| I certainly didn't take to Nix the first few times I looked at it. The language itself is unusual and the error messages leave much to be desired. And the split around Flakes just complicates things further (though I do recommend using them, once you set it up, it's simple and the added reproducibility gives nice peace of mind) But once I fully understood how it's features really make it easy for you to recover from mistakes and how useful the package options available from nixpkgs are, I decided it was time to sink in and figure it out. Looking at other folks nix config on GitHub (especially for specific services you're wanting to use) is incredibly helpful (mine is also linked in the post) I certainly don't consider myself to be a nix expert, but the nice thing is you can do most things by using other examples and modifying them till you feel good about it. Then overtime you just get more familiar with and just grow your skill Oh man, having a 25U rack sounds really fun. I have a moderate size cabinet I keep my server, desktop, a UPS, 10Gig switch, and my little fanless Home Assistant box. What's yours look like? I should add it to the article, but one of my anti-requirements was anything in the realm of high availability. It's neat tech to play with, but I can deal with downtime for most things if the trade off is everything being much simpler. I've played a little bit with Kubernetes at work, but that is a whole ecosystem I've yet to tackle |
Those are my chief complaints as well, actually. I never quite got to the point where I grasped how all the bits fit together. I understand the DSL (though the errors are cryptic as you said) and the flakes seemed recommended by everyone yet felt like an addon that was forgotten about (you needed to turn them on through some experimental flag IIRC?).
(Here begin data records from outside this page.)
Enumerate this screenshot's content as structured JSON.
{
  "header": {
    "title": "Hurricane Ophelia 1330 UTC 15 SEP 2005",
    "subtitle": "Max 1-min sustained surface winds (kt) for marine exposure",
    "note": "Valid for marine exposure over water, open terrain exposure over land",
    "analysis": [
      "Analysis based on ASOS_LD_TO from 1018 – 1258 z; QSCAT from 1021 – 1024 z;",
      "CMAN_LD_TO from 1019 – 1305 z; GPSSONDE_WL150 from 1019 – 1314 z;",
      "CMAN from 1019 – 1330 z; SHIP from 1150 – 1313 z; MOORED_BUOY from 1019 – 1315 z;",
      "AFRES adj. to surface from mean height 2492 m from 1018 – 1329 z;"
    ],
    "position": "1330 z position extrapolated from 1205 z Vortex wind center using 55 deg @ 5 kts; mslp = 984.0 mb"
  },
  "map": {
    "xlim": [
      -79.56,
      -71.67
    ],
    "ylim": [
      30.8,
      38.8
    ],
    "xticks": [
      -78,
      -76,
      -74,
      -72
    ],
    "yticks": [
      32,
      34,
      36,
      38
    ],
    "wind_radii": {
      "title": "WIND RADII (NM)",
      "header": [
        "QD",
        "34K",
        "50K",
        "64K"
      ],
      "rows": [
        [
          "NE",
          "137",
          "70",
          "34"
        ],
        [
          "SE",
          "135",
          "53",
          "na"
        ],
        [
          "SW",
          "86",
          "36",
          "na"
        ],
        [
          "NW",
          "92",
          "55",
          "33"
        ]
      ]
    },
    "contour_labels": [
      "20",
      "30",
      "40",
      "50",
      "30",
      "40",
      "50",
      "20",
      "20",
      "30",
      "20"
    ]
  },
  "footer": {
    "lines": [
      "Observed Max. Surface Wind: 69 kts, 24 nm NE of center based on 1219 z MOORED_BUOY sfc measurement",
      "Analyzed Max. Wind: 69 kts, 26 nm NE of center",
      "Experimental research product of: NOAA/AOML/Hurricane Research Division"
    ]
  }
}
I'll give it another shot some day, maybe it'll finally make sense.
>Oh man, having a 25U rack sounds really fun. I have a moderate size cabinet I keep my server, desktop, a UPS, 10Gig switch, and my little fanless Home Assistant box. What's yours look like?
* 2 UPSes (one for networking one for compute + storage)
* a JBOD with about 400TB raw in ZFS RAID10
* a little intertech case with a supermicro board running TrueNAS (that connects to the JBOD)
* 3 to 6 NUCs depending on the usage, all running Talos, rook-ceph cluster on the NVMEs, all NUCs have a Sonnet Solo 10G Thunderbolt NIC
* 10 Gig unifi networking and a UDM Pro
* misc other stuff like a zima blade, a pikvm, shelves, fans, ISP modem, etc
I'm not necessarily thinking about downsizing but the NUCs have been acting up and I've gotten tired of replacing them or their drives so I thought I'd maybe build a new machine to rule them all in terms of compute and if I only want one host then k8s starts making less sense. Mini PCs are fine if you don't push them to the brim like I do.
I'm a professional k8s engineer I guess, so on the software side most of this comes naturally at this point.